A statistical association between more education and better health outcomes has long been observed, but in the absence of experimental data researchers have struggled to find a causal effect. Schooling reforms such as raising school leaving age, which have been enacted in many countries, can be viewed as a form of natural experiment and provide a possible method of identifying such an effect. However, the balance of evidence so far is that these reforms have had little impact on long-term health. Thus, policymakers should be cautious before anticipating a health effect when introducing reforms of this nature.
Compulsory schooling reforms provide opportunities to measure the causal links between education and health outcomes such as reduced mortality and morbidity.
Some studies suggest that schooling reforms have provided additional health benefits in some cases.

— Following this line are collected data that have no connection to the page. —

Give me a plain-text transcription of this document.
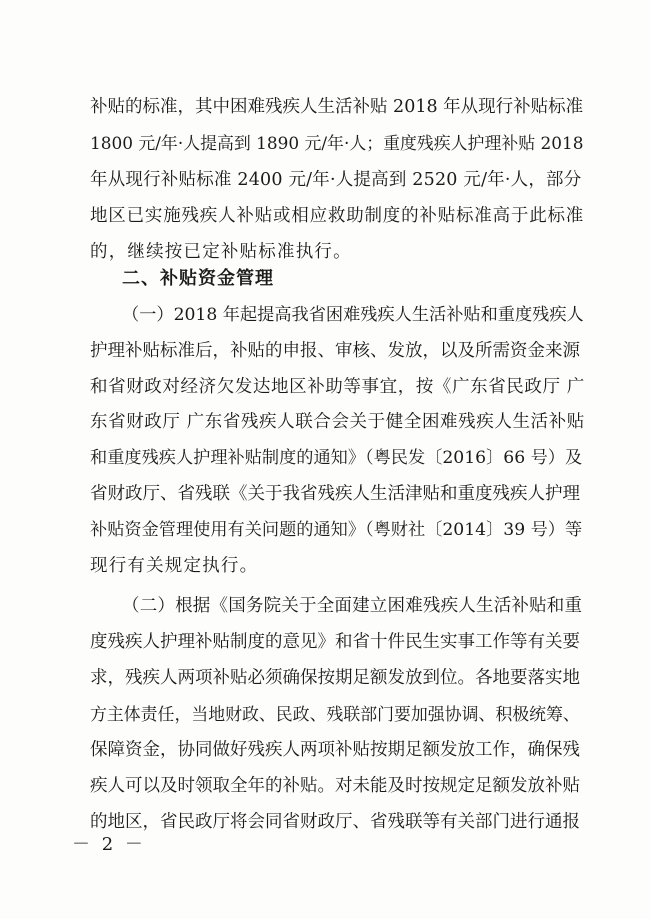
补贴的标准，其中困难残疾人生活补贴 2018 年从现行补贴标准
1800 元/年·人提高到 1890 元/年·人；重度残疾人护理补贴 2018
年从现行补贴标准 2400 元/年·人提高到 2520 元/年·人，部分
地区已实施残疾人补贴或相应救助制度的补贴标准高于此标准
的，继续按已定补贴标准执行。
二、补贴资金管理
（一）2018 年起提高我省困难残疾人生活补贴和重度残疾人
护理补贴标准后，补贴的申报、审核、发放，以及所需资金来源
和省财政对经济欠发达地区补助等事宜，按《广东省民政厅 广
东省财政厅 广东省残疾人联合会关于健全困难残疾人生活补贴
和重度残疾人护理补贴制度的通知》（粤民发〔2016〕66 号）及
省财政厅、省残联《关于我省残疾人生活津贴和重度残疾人护理
补贴资金管理使用有关问题的通知》（粤财社〔2014〕39 号）等
现行有关规定执行。
（二）根据《国务院关于全面建立困难残疾人生活补贴和重
度残疾人护理补贴制度的意见》和省十件民生实事工作等有关要
求，残疾人两项补贴必须确保按期足额发放到位。各地要落实地
方主体责任，当地财政、民政、残联部门要加强协调、积极统筹、
保障资金，协同做好残疾人两项补贴按期足额发放工作，确保残
疾人可以及时领取全年的补贴。对未能及时按规定足额发放补贴
的地区，省民政厅将会同省财政厅、省残联等有关部门进行通报
－ 2 －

Early research using country-level variation in the introduction of compulsory schooling laws shows a causal effect from education to health, possibly arising from delaying engagement in hard physical labor.
There is evidence of an effect of compulsory schooling reforms on cognitive functioning, which may be reflected in reduced incidence of dementia.
More sophisticated research designs with better quality data suggest no causal link from schooling reforms to health.
The conditions required to achieve health benefits from compulsory schooling reforms may no longer be present in most developed countries.
If compliance with the reform is weak, then only modest health effects can be expected.
The impact of reforms appears to be local and context specific, which delimits the generalizability of any observed effects.
Existing evidence is ambiguous enough that it cannot be assumed that educational reforms will have positive health effects.